Considering the files we created in the earlier examples we can easily load our whole configuration with:

# We must have initialized the Backends before reaching this point

with open('cinderlib.txt', 'r') as f:
    data = f.read()
backends = cinderlib.load(data, save=True)

And for a specific backend or an individual volume:

# We must have initialized the Backends before reaching this point

with open('lvm.txt', 'r') as f:
    data = f.read()
lvm = cinderlib.load(data, save=True)

with open('vol.txt', 'r') as f:
    data = f.read()
vol = cinderlib.load(data)

This is the preferred way to deserialize objects, but we could also use the specific object’s load method.

# We must have initialized the Backends before reaching this point

with open('lvm.txt', 'r') as f:
    data = f.read()
lvm = cinderlib.Backend.load(data)

with open('vol.txt', 'r') as f:
    data = f.read()
vol = cinderlib.Volume.load(data)

To dict

Serialization properties and methos presented earlier are meant to store all the data and allow reuse of that data when using drivers of different releases.
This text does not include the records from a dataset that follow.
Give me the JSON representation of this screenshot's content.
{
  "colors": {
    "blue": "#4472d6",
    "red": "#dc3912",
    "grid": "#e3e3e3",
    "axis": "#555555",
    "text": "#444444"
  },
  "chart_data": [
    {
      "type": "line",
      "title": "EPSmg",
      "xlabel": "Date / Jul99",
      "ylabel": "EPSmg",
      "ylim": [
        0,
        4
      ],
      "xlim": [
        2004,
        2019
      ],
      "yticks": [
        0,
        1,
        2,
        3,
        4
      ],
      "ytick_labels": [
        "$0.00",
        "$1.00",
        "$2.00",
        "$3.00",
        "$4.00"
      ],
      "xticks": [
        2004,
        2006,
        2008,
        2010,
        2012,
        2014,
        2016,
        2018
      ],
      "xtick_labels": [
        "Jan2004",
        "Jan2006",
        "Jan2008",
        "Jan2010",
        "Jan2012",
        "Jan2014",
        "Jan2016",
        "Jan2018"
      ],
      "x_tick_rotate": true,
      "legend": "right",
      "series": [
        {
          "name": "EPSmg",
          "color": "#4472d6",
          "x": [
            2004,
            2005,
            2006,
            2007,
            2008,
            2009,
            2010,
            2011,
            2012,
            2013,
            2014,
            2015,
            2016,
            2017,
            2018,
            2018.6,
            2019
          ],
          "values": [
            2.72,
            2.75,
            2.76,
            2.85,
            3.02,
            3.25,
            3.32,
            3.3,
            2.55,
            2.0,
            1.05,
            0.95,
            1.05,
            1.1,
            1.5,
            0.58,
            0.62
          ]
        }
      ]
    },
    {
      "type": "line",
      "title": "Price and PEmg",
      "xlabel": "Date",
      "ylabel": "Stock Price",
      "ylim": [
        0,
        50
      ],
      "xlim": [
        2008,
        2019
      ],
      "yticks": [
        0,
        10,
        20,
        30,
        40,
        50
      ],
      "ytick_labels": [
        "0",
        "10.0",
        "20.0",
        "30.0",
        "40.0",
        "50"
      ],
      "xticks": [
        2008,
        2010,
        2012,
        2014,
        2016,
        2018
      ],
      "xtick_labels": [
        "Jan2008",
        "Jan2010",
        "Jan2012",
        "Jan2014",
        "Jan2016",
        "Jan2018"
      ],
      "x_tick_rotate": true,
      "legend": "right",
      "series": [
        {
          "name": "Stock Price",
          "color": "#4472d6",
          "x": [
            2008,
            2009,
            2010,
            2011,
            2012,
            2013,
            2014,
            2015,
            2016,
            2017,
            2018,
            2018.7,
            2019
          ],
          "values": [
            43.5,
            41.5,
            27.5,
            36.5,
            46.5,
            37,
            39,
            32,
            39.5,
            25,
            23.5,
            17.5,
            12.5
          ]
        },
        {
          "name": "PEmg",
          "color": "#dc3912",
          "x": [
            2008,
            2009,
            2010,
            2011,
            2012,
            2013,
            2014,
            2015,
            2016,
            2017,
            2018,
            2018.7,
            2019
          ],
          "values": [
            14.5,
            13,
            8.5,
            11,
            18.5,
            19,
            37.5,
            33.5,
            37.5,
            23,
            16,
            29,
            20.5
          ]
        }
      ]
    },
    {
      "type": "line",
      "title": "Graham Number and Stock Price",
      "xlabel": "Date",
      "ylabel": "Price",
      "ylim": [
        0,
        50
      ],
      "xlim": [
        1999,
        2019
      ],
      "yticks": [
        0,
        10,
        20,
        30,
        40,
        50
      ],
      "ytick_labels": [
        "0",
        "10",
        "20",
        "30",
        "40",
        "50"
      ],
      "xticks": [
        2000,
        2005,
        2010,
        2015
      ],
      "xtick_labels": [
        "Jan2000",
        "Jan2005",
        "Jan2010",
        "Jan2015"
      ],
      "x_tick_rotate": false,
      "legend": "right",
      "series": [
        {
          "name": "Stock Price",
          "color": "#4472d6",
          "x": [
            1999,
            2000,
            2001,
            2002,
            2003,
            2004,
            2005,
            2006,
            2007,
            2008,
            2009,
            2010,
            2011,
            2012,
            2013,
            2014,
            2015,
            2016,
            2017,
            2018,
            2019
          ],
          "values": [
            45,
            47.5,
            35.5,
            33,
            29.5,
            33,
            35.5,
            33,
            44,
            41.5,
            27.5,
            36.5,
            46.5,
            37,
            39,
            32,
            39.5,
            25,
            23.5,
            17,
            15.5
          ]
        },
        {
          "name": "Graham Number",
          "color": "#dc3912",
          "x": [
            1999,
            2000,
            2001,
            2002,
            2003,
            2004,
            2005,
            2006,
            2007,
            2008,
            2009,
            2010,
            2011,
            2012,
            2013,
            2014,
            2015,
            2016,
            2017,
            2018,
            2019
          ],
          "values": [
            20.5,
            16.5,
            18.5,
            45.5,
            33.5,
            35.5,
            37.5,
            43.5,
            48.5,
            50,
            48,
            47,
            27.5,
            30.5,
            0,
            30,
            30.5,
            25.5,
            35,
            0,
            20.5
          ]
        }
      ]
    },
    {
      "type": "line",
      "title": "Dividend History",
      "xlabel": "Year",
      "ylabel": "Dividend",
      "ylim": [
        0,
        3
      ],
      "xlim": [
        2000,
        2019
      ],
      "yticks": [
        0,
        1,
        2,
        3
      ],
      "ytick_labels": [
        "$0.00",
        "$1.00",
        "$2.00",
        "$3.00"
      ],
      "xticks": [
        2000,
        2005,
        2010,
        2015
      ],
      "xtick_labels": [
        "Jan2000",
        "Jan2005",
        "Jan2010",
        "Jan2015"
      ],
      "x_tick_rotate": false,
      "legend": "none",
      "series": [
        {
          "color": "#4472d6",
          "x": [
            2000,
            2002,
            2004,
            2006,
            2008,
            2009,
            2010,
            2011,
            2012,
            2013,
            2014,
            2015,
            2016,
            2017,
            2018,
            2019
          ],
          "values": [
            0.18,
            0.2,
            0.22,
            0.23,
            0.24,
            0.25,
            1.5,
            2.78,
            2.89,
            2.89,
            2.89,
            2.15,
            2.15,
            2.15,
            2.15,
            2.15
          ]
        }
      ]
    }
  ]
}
So it will include all required information to be backward compatible when moving from release N Cinder drivers to release N+1 drivers.

There will be times when we’ll just want to have a nice dictionary representation of a resource, be it to log it, to display it while debugging, or to send it from our controller application to the node where we are going to be doing the attachment. For these specific cases all resources, except the Backend have a to_dict method (not property this time) that will only return the relevant data from the resources.

Backend configuration

When cinderlib serializes any object it also stores the Backend this object belongs to. For security reasons it only stores the identifier of the backend by default, which is the volume_backend_name. Since we are only storing a reference to the Backend, this means that when we are going through the deserialization process the Backend the object belonged to must already be present in cinderlib.

This should be OK for most cinderlib usages, since it’s common practice to store the storage backend connection information (credentials, addresses, etc.) in a different location than the data; but there may be situations (for example while testing) where we’ll want to store everything in the same file, not only the cinderlib representation of all the storage resources but also the Backend configuration required to access the storage array.

To enable the serialization of the whole driver configuration we have to specify output_all_backend_info=True on the cinderlib initialization resulting in a self contained file with all the information required to manage the resources.

This means that with this configuration option we won’t need to configure the Backends prior to loading the serialized JSON data, we can just load the data and cinderlib will automatically setup the Backends.